Type Journal Article - Global health action
Title Impact assessment and cost-effectiveness of m-health application used by community health workers for maternal, newborn and child health care services in rural Uttar Pradesh, India: a study protocol
Volume 9
Publication (Day/Month/Year) 2016
URL http://www.globalhealthaction.net/index.php/gha/article/view/31473
Background: An m-health application has been developed and implemented with community health workers to improve their counseling in a rural area of India. The ultimate aim was to generate demand and improve utilization of key maternal, neonatal, and child health services. The present study aims to assess the impact and cost-effectiveness of this project.

Methods/design: A pre–post quasi-experimental design with a control group will be used to undertake difference in differences analysis for assessing the impact of intervention. The Annual Health Survey (2011) will provide pre-intervention data, and a household survey will be carried out to provide post-intervention data.
Two community development blocks where the intervention was introduced will be treated as intervention blocks while two controls blocks are selected after matching with intervention blocks on three indicators: average number of antenatal care checkups, percentage of women receiving three or more antenatal checkups, and percentage of institutional deliveries. Two categories of beneficiaries will be interviewed in both areas: women with a child between 29 days and 6 months and women with a child between 12 and 23 months. Propensity score matched samples from intervention and control areas in pre–post periods will be analyzed using the difference in differences method to estimate the impact of intervention in utilization of key services.
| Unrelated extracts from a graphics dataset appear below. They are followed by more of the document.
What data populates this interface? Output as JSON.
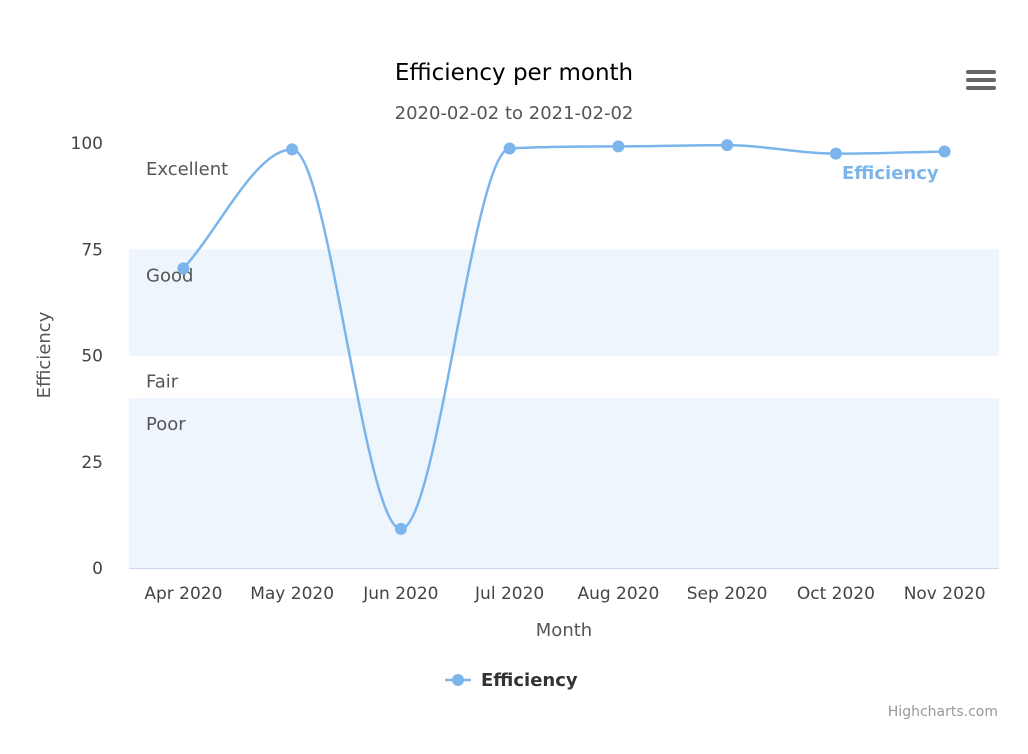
{
  "chart_data": {
    "type": "line",
    "title": "Efficiency per month",
    "subtitle": "2020-02-02 to 2021-02-02",
    "xlabel": "Month",
    "ylabel": "Efficiency",
    "categories": [
      "Apr 2020",
      "May 2020",
      "Jun 2020",
      "Jul 2020",
      "Aug 2020",
      "Sep 2020",
      "Oct 2020",
      "Nov 2020"
    ],
    "series": [
      {
        "name": "Efficiency",
        "values": [
          70.5,
          98.5,
          9.2,
          98.7,
          99.2,
          99.5,
          97.5,
          98.0
        ],
        "color": "#7cb5ec"
      }
    ],
    "ylim": [
      0,
      100
    ],
    "yticks": [
      "0",
      "25",
      "50",
      "75",
      "100"
    ],
    "plot_bands": [
      {
        "label": "Excellent",
        "from": 75,
        "to": 100,
        "color": "#ffffff"
      },
      {
        "label": "Good",
        "from": 50,
        "to": 75,
        "color": "#eef5fc"
      },
      {
        "label": "Fair",
        "from": 40,
        "to": 50,
        "color": "#ffffff"
      },
      {
        "label": "Poor",
        "from": 0,
        "to": 40,
        "color": "#eef5fc"
      }
    ],
    "smooth": true,
    "grid": false,
    "legend_position": "bottom-center"
  },
  "menu_icon": "hamburger-menu-icon",
  "credits": "Highcharts.com"
}
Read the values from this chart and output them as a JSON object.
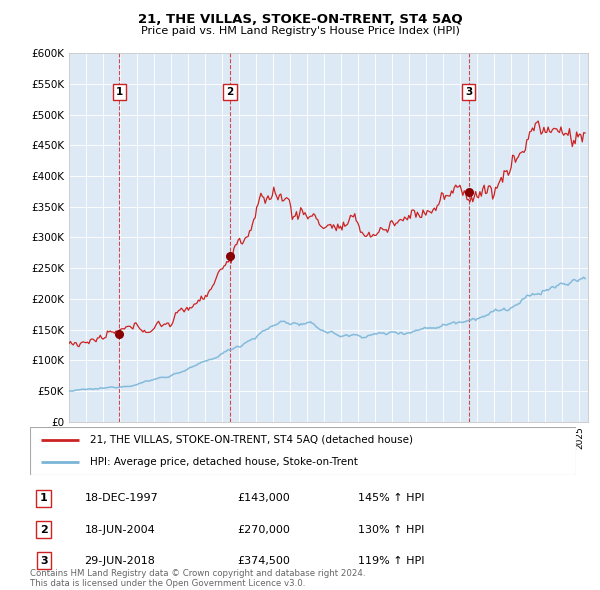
{
  "title": "21, THE VILLAS, STOKE-ON-TRENT, ST4 5AQ",
  "subtitle": "Price paid vs. HM Land Registry's House Price Index (HPI)",
  "hpi_line_color": "#7ab5d8",
  "price_line_color": "#cc2222",
  "dot_color": "#880000",
  "vline_color": "#cc2222",
  "plot_bg": "#ddeaf5",
  "sales_year_nums": [
    1997.96,
    2004.46,
    2018.49
  ],
  "sale_dates": [
    "18-DEC-1997",
    "18-JUN-2004",
    "29-JUN-2018"
  ],
  "sale_prices": [
    143000,
    270000,
    374500
  ],
  "sale_pcts": [
    "145%",
    "130%",
    "119%"
  ],
  "legend_line1": "21, THE VILLAS, STOKE-ON-TRENT, ST4 5AQ (detached house)",
  "legend_line2": "HPI: Average price, detached house, Stoke-on-Trent",
  "footer": "Contains HM Land Registry data © Crown copyright and database right 2024.\nThis data is licensed under the Open Government Licence v3.0.",
  "xlim": [
    1995.0,
    2025.5
  ],
  "ylim": [
    0,
    600000
  ],
  "yticks": [
    0,
    50000,
    100000,
    150000,
    200000,
    250000,
    300000,
    350000,
    400000,
    450000,
    500000,
    550000,
    600000
  ]
}
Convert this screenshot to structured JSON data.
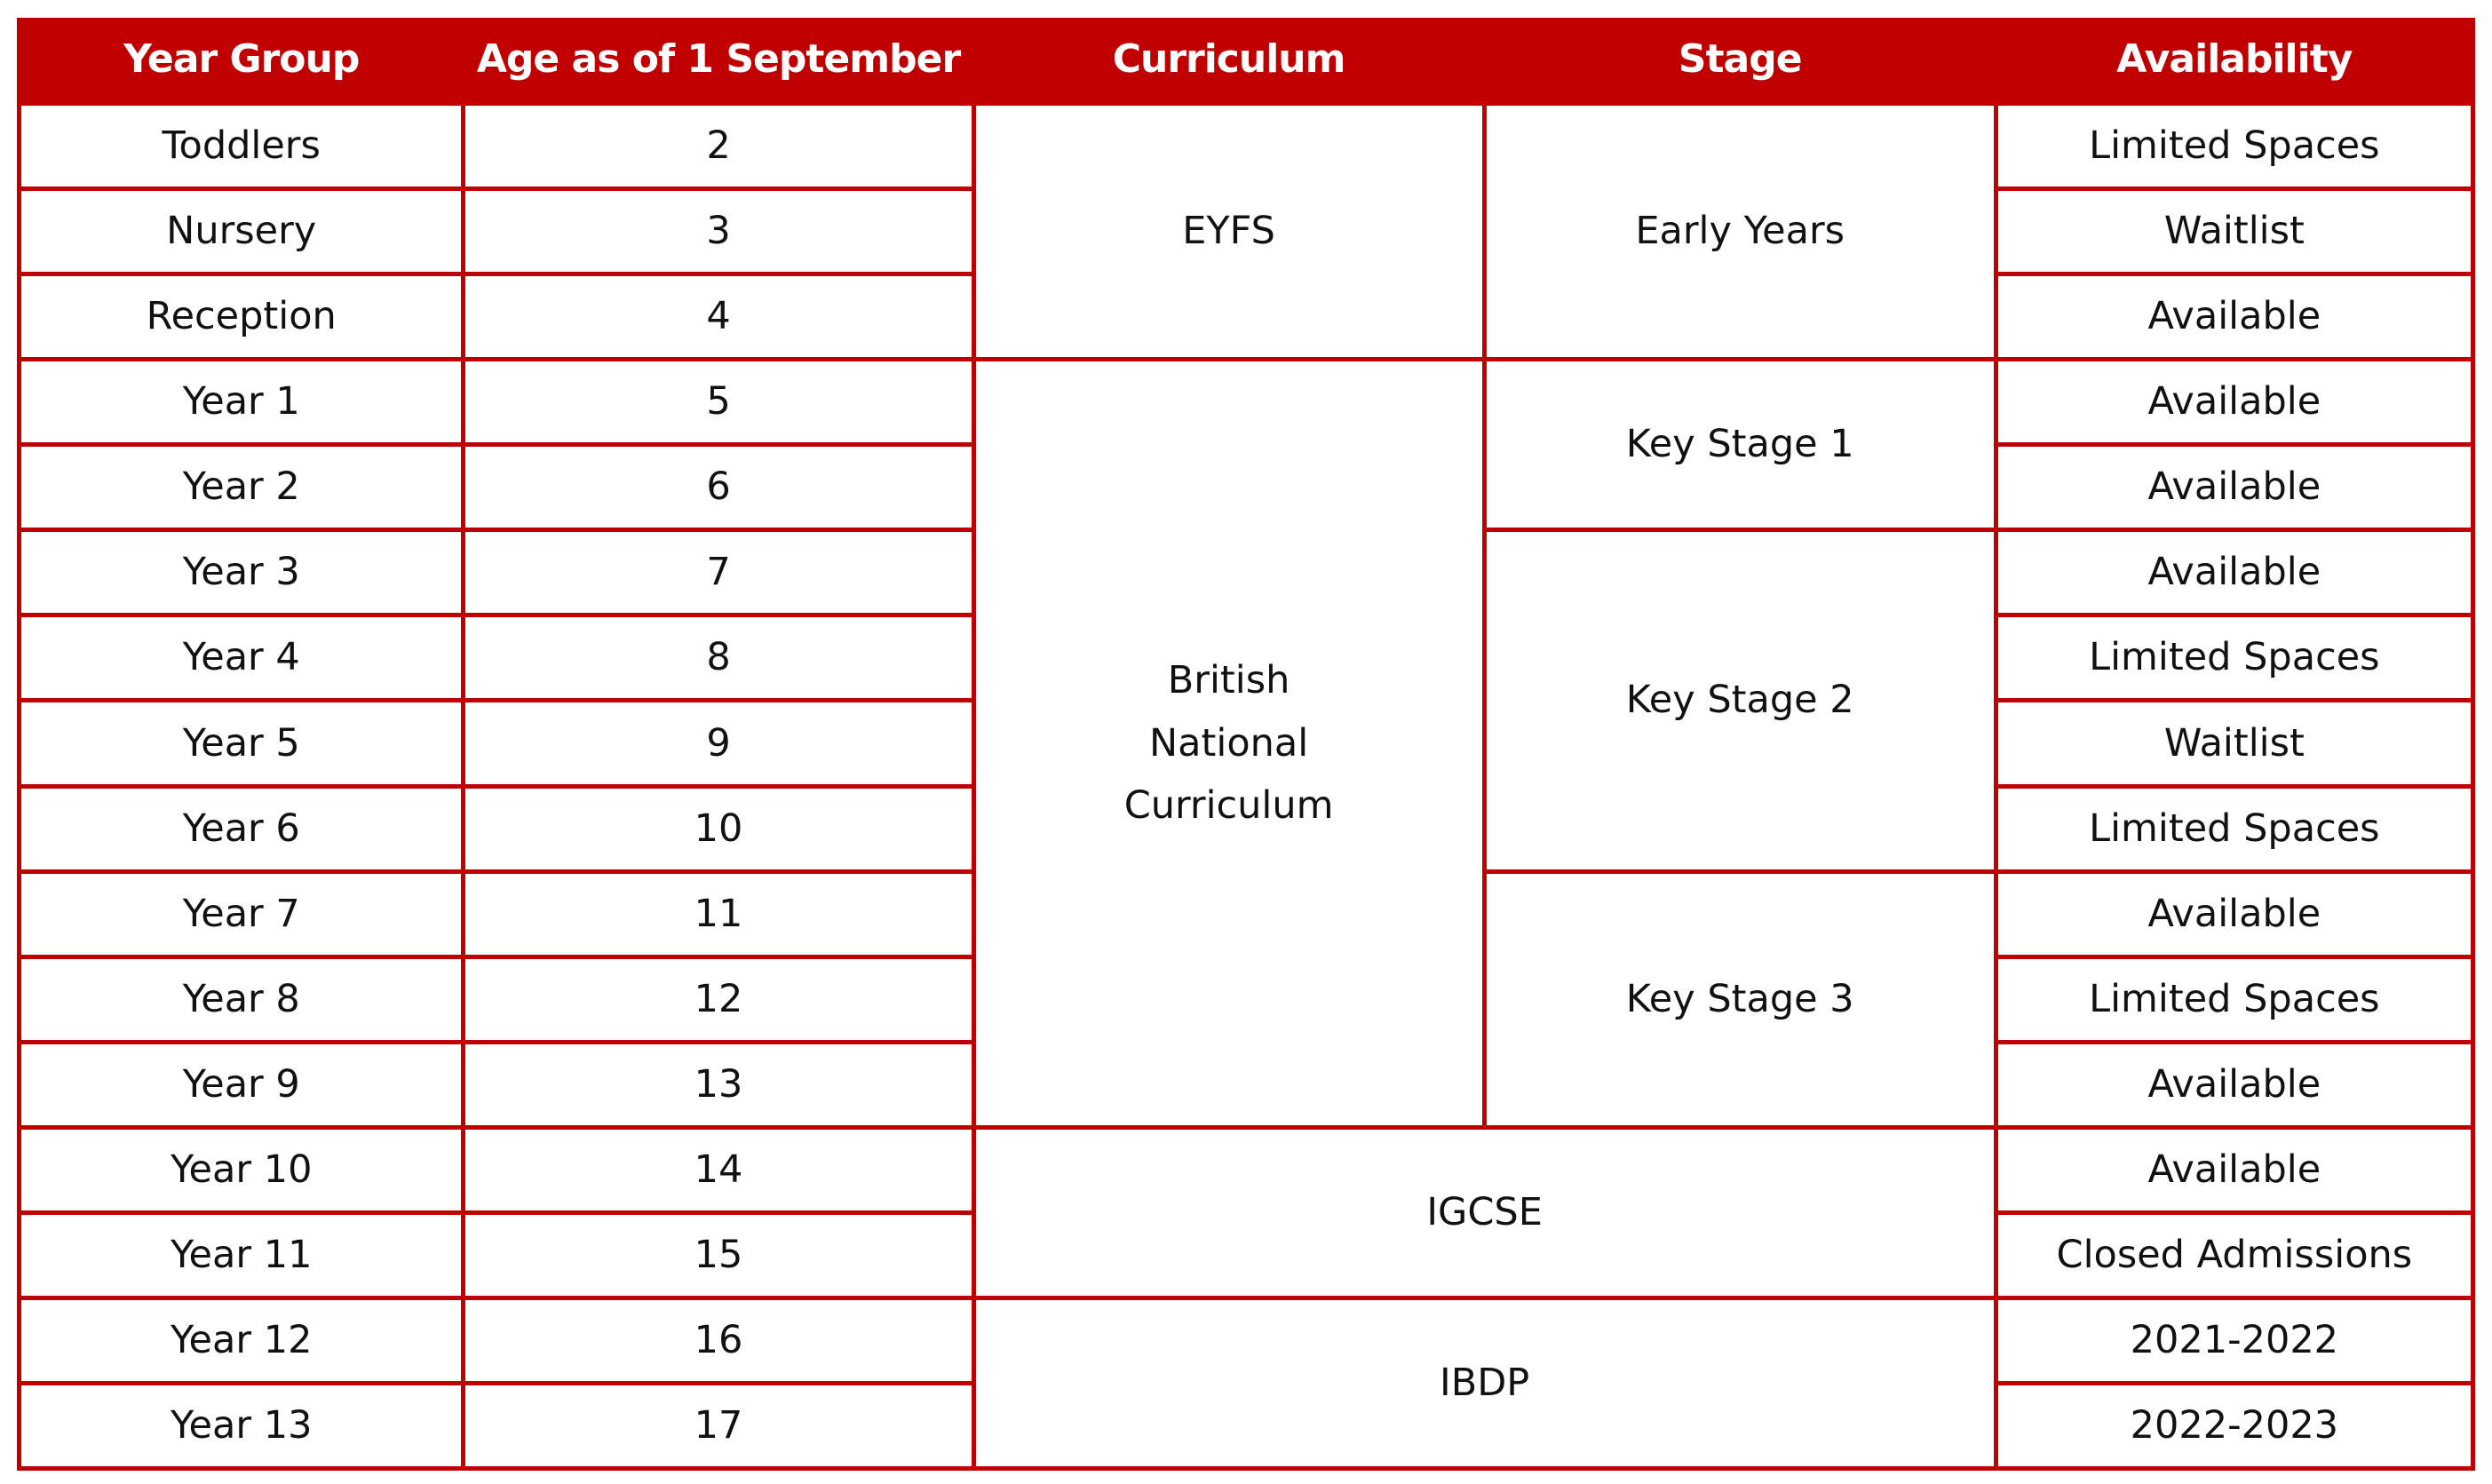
{
  "colors": {
    "accent": "#c00000",
    "text": "#111111",
    "header_text": "#ffffff"
  },
  "headers": [
    "Year Group",
    "Age as of 1 September",
    "Curriculum",
    "Stage",
    "Availability"
  ],
  "rows": [
    {
      "year_group": "Toddlers",
      "age": "2",
      "availability": "Limited Spaces"
    },
    {
      "year_group": "Nursery",
      "age": "3",
      "availability": "Waitlist"
    },
    {
      "year_group": "Reception",
      "age": "4",
      "availability": "Available"
    },
    {
      "year_group": "Year 1",
      "age": "5",
      "availability": "Available"
    },
    {
      "year_group": "Year 2",
      "age": "6",
      "availability": "Available"
    },
    {
      "year_group": "Year 3",
      "age": "7",
      "availability": "Available"
    },
    {
      "year_group": "Year 4",
      "age": "8",
      "availability": "Limited Spaces"
    },
    {
      "year_group": "Year 5",
      "age": "9",
      "availability": "Waitlist"
    },
    {
      "year_group": "Year 6",
      "age": "10",
      "availability": "Limited Spaces"
    },
    {
      "year_group": "Year 7",
      "age": "11",
      "availability": "Available"
    },
    {
      "year_group": "Year 8",
      "age": "12",
      "availability": "Limited Spaces"
    },
    {
      "year_group": "Year 9",
      "age": "13",
      "availability": "Available"
    },
    {
      "year_group": "Year 10",
      "age": "14",
      "availability": "Available"
    },
    {
      "year_group": "Year 11",
      "age": "15",
      "availability": "Closed Admissions"
    },
    {
      "year_group": "Year 12",
      "age": "16",
      "availability": "2021-2022"
    },
    {
      "year_group": "Year 13",
      "age": "17",
      "availability": "2022-2023"
    }
  ],
  "curricula": [
    {
      "label": "EYFS",
      "first_row": 1,
      "last_row": 3,
      "wide": false
    },
    {
      "label": "British National Curriculum",
      "first_row": 4,
      "last_row": 12,
      "wide": false
    },
    {
      "label": "IGCSE",
      "first_row": 13,
      "last_row": 14,
      "wide": true
    },
    {
      "label": "IBDP",
      "first_row": 15,
      "last_row": 16,
      "wide": true
    }
  ],
  "stages": [
    {
      "label": "Early Years",
      "first_row": 1,
      "last_row": 3
    },
    {
      "label": "Key Stage 1",
      "first_row": 4,
      "last_row": 5
    },
    {
      "label": "Key Stage 2",
      "first_row": 6,
      "last_row": 9
    },
    {
      "label": "Key Stage 3",
      "first_row": 10,
      "last_row": 12
    }
  ]
}
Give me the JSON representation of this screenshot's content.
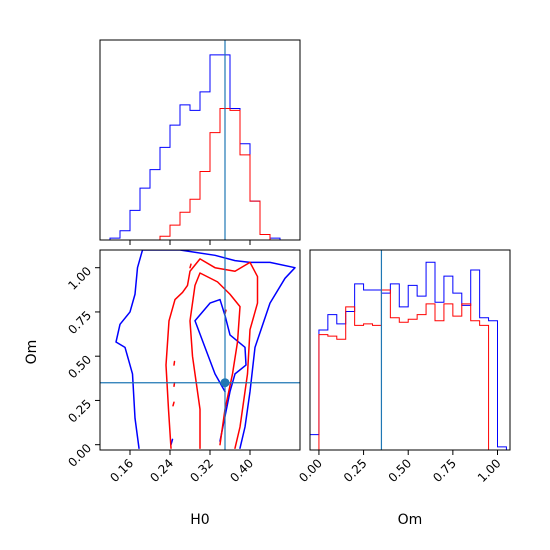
{
  "chart_data": {
    "type": "corner",
    "parameters": [
      "H0",
      "Om"
    ],
    "truth": {
      "H0": 0.35,
      "Om": 0.35,
      "color": "#1f77b4"
    },
    "series": [
      {
        "color": "#0000ff"
      },
      {
        "color": "#ff0000"
      }
    ],
    "panels": [
      {
        "id": "hist-H0",
        "type": "step-histogram",
        "xlim": [
          0.1,
          0.5
        ],
        "ylim": [
          0,
          1.08
        ],
        "bin_edges": [
          0.1,
          0.12,
          0.14,
          0.16,
          0.18,
          0.2,
          0.22,
          0.24,
          0.26,
          0.28,
          0.3,
          0.32,
          0.34,
          0.36,
          0.38,
          0.4,
          0.42,
          0.44,
          0.46,
          0.48
        ],
        "series_values": [
          [
            0.0,
            0.01,
            0.05,
            0.16,
            0.28,
            0.38,
            0.5,
            0.62,
            0.73,
            0.7,
            0.8,
            1.0,
            1.0,
            0.71,
            0.52,
            0.21,
            0.03,
            0.01,
            0.0
          ],
          [
            0.0,
            0.0,
            0.0,
            0.0,
            0.0,
            0.0,
            0.02,
            0.08,
            0.15,
            0.22,
            0.37,
            0.58,
            0.71,
            0.7,
            0.46,
            0.21,
            0.03,
            0.0,
            0.0
          ]
        ],
        "xticks": [
          0.16,
          0.24,
          0.32,
          0.4
        ]
      },
      {
        "id": "contour-H0-Om",
        "type": "contour",
        "xlabel": "H0",
        "ylabel": "Om",
        "xlim": [
          0.1,
          0.5
        ],
        "ylim": [
          -0.03,
          1.1
        ],
        "xticks": [
          0.16,
          0.24,
          0.32,
          0.4
        ],
        "xtick_labels": [
          "0.16",
          "0.24",
          "0.32",
          "0.40"
        ],
        "yticks": [
          0.0,
          0.25,
          0.5,
          0.75,
          1.0
        ],
        "ytick_labels": [
          "0.00",
          "0.25",
          "0.50",
          "0.75",
          "1.00"
        ],
        "series_contours": [
          [
            [
              [
                0.178,
                -0.02
              ],
              [
                0.17,
                0.15
              ],
              [
                0.165,
                0.4
              ],
              [
                0.15,
                0.55
              ],
              [
                0.132,
                0.58
              ],
              [
                0.14,
                0.68
              ],
              [
                0.16,
                0.75
              ],
              [
                0.17,
                0.85
              ],
              [
                0.175,
                1.0
              ],
              [
                0.185,
                1.1
              ],
              [
                0.26,
                1.1
              ],
              [
                0.33,
                1.07
              ],
              [
                0.37,
                1.04
              ],
              [
                0.4,
                1.03
              ],
              [
                0.44,
                1.03
              ],
              [
                0.49,
                1.0
              ],
              [
                0.47,
                0.94
              ],
              [
                0.44,
                0.8
              ],
              [
                0.41,
                0.55
              ],
              [
                0.4,
                0.3
              ],
              [
                0.39,
                0.1
              ],
              [
                0.38,
                -0.02
              ]
            ],
            [
              [
                0.242,
                0.0
              ],
              [
                0.245,
                0.03
              ]
            ],
            [
              [
                0.35,
                0.3
              ],
              [
                0.33,
                0.4
              ],
              [
                0.31,
                0.55
              ],
              [
                0.29,
                0.7
              ],
              [
                0.32,
                0.8
              ],
              [
                0.34,
                0.82
              ],
              [
                0.35,
                0.73
              ],
              [
                0.36,
                0.62
              ],
              [
                0.39,
                0.55
              ],
              [
                0.392,
                0.45
              ],
              [
                0.37,
                0.4
              ],
              [
                0.36,
                0.3
              ],
              [
                0.34,
                0.02
              ]
            ]
          ],
          [
            [
              [
                0.242,
                -0.02
              ],
              [
                0.237,
                0.2
              ],
              [
                0.232,
                0.45
              ],
              [
                0.238,
                0.7
              ],
              [
                0.25,
                0.82
              ],
              [
                0.265,
                0.86
              ],
              [
                0.275,
                0.9
              ],
              [
                0.28,
                0.98
              ],
              [
                0.3,
                1.05
              ],
              [
                0.33,
                1.0
              ],
              [
                0.37,
                0.98
              ],
              [
                0.4,
                1.03
              ],
              [
                0.415,
                0.95
              ],
              [
                0.415,
                0.8
              ],
              [
                0.4,
                0.65
              ],
              [
                0.395,
                0.4
              ],
              [
                0.38,
                0.1
              ],
              [
                0.37,
                -0.02
              ]
            ],
            [
              [
                0.3,
                -0.02
              ],
              [
                0.3,
                0.2
              ],
              [
                0.285,
                0.5
              ],
              [
                0.28,
                0.7
              ],
              [
                0.29,
                0.9
              ],
              [
                0.3,
                0.97
              ],
              [
                0.335,
                0.92
              ],
              [
                0.36,
                0.85
              ],
              [
                0.38,
                0.78
              ],
              [
                0.375,
                0.58
              ],
              [
                0.365,
                0.4
              ],
              [
                0.35,
                0.2
              ],
              [
                0.34,
                0.0
              ]
            ],
            [
              [
                0.248,
                0.45
              ],
              [
                0.249,
                0.47
              ]
            ],
            [
              [
                0.248,
                0.33
              ],
              [
                0.249,
                0.35
              ]
            ],
            [
              [
                0.246,
                0.22
              ],
              [
                0.248,
                0.24
              ]
            ],
            [
              [
                0.35,
                0.74
              ],
              [
                0.352,
                0.76
              ]
            ],
            [
              [
                0.28,
                1.0
              ],
              [
                0.282,
                1.02
              ]
            ]
          ]
        ],
        "truth_point": [
          0.35,
          0.35
        ]
      },
      {
        "id": "hist-Om",
        "type": "step-histogram",
        "xlabel": "Om",
        "xlim": [
          -0.05,
          1.07
        ],
        "ylim": [
          0,
          1.3
        ],
        "xticks": [
          0.0,
          0.25,
          0.5,
          0.75,
          1.0
        ],
        "xtick_labels": [
          "0.00",
          "0.25",
          "0.50",
          "0.75",
          "1.00"
        ],
        "bin_edges": [
          -0.05,
          0.0,
          0.05,
          0.1,
          0.15,
          0.2,
          0.25,
          0.3,
          0.35,
          0.4,
          0.45,
          0.5,
          0.55,
          0.6,
          0.65,
          0.7,
          0.75,
          0.8,
          0.85,
          0.9,
          0.95,
          1.0,
          1.05
        ],
        "series_values": [
          [
            0.1,
            0.78,
            0.88,
            0.82,
            0.9,
            1.08,
            1.04,
            1.04,
            1.02,
            1.08,
            0.93,
            1.07,
            1.0,
            1.22,
            0.96,
            1.13,
            1.02,
            0.94,
            1.17,
            0.86,
            0.84,
            0.02
          ],
          [
            0.0,
            0.75,
            0.74,
            0.72,
            0.93,
            0.81,
            0.82,
            0.81,
            1.04,
            0.86,
            0.83,
            0.85,
            0.88,
            0.95,
            0.84,
            0.95,
            0.87,
            0.95,
            0.84,
            0.81,
            0.0,
            0.0
          ]
        ]
      }
    ]
  }
}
Bottom-up costing methods will be used to assess the cost of implementing intervention. A decision model will estimate long-term effects of improved health services utilization on mortality, morbidity, and disability. Cost-effectiveness will be assessed in terms of incremental cost per disability-adjusted life year averted and cost per unit increase in composite service coverage in intervention versus control groups.

Conclusions: The study will generate significant evidence on impact of the m-health intervention for maternal, neonatal, and child services and on the cost of scaling up m-health technology for accredited social health activists in India.